Past Event
Special Series

"Theodore Roosevelt: Lessons for the 21st Century," a Belfer Center Director's Lunch with Edmund Morris, Author

RSVP Required Open to the Public

The Belfer Center for Science and International Affairs will host a Directors’ Lunch with Edmund Morris, author, in the Belfer Center Library (L369). Mr. Morris will discuss his latest book Colonel Roosevelt (2010), the third in a trilogy of biographies of Theodore Roosevelt.

About

The Belfer Center for Science and International Affairs will host a Directors’ Lunch with Edmund Morris, author, in the Belfer Center Library (L369). Mr. Morris will discuss his latest book Colonel Roosevelt (2010), the third in a trilogy of biographies of Theodore Roosevelt.

Edmund Morris was born and educated in Kenya, and emigrated to the United States in 1968. Lives in New York City and Kent, Connecticut.

Author, The Rise of Theodore Roosevelt (Pulitzer Prize, National Book Award, 1980).  In 1985, appointed President Ronald Reagan’s biographer. Dutch: A Memoir of Ronald Reagan was published in September, 1999 and became a New York Times bestseller.
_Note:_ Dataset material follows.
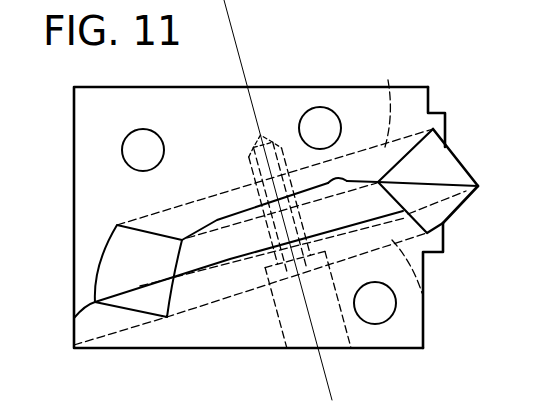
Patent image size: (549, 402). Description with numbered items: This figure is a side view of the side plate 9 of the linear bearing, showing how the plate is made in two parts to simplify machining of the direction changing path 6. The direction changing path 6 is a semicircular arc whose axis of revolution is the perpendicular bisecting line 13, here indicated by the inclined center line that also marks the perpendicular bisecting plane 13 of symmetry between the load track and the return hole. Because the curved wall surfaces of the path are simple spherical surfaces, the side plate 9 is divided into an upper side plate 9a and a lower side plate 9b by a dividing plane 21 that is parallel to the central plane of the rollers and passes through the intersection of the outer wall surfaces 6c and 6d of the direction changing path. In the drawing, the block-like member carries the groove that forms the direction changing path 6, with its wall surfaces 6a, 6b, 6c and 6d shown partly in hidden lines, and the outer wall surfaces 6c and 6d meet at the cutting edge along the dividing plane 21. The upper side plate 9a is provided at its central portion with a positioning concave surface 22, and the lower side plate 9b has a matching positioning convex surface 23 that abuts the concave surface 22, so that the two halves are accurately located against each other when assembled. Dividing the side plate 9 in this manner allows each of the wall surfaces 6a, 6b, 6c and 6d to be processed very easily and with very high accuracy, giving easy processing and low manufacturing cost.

The book’s stylistic innovations, such as the use of multiple narrative voices, caused an international stir. “Dutch never fails to convey the power and mystery of its subject,” remarked the New York Times Book Review.

In the fall of 2001, Mr. Morris published Theodore Rex, the second volume of his life of the 26th President. It became an immediate bestseller, won the Los Angeles Times Book Prize for biography, and currently has three-quarters of a million copies in print.  “As a literary work on Theodore Roosevelt, it is unlikely ever to be surpassed,” the Times Literary Supplement declared, calling it “one of the great histories of the American presidency, worthy of being on a shelf alongside Henry Adams’s volumes on Jefferson and Madison.”

Mr. Morris’s subsequent book, Beethoven: The Universal Composer, went through four printings. It was hailed by the Washington Post as a “deft, deeply satisfying” musical biography, distinguished by “vast reserves of feeling, fancy and intelligence.”

In November 2010, a chorus of critical praise greeted the publication of Colonel Roosevelt, the final volume of Mr. Morris’s Roosevelt trilogy. Within two weeks it was New York Times bestseller. Janet Maslin wrote in that paper: “With Colonel Roosevelt, the magnum opus is complete. And it deserves to stand as the definitive study of its restless, mutable, ever-boyish, erudite and tirelessly energetic subject. [Morris] has every reason to feel immensely proud.” Other reviews called the book “hair-raising ... awe-inspiring” (San Francisco Chronicle), “masterful” (Los Angeles Times), “a wide-screen adventure in brilliant color” (Newsday), and “an elegantly written page-turner” (Minneapolis Star-Tribune). “Reading Edmund Morris on Theodore Roosevelt is like listening to Yo-Yo Ma play Bach,” remarked the Washingtonian. “You know from the first note you’re in inspired hands.”

Mr. Morris appears extensively on national television. He has been the subject of a two-segment profile on 60 Minutes. His Roosevelt and Beethoven biographies were both featured on CBS Sunday Morning. He has written on literature and music for the New Yorker, the New York Times, Harper's, and other periodicals. He is a member of the Modern Library Editorial Board, and  has been writer in residence at the University of Chicago. He has lectured at many venues, including Harvard, Princeton, and Brown Universities, the New-York Historical Society, the 92nd Street Y, the National Portrait Gallery, and the Metropolitan Museum of Art.  A classically trained pianist, he recently made his debut at a sold-out concert by nonprofessional musicians in New York’s Carnegie Hall.

RSVP Required! http://belfercenter.ksg.harvard.edu/events/morris.html

As space is limited for this event, RSVPs will be accepted on a first come, first served basis.

Belfer Center Director's Lunches are strictly off-the-record.  By indicating your desire to attend the lunch, you agree that you will comply with the Belfer Center's strict policy against recording or disclosing the contents of the lunch.  Your access is conditioned on your compliance with these restrictions.  Should you violate these rules, the Center will pursue all available legal options and you will be excluded from all future events.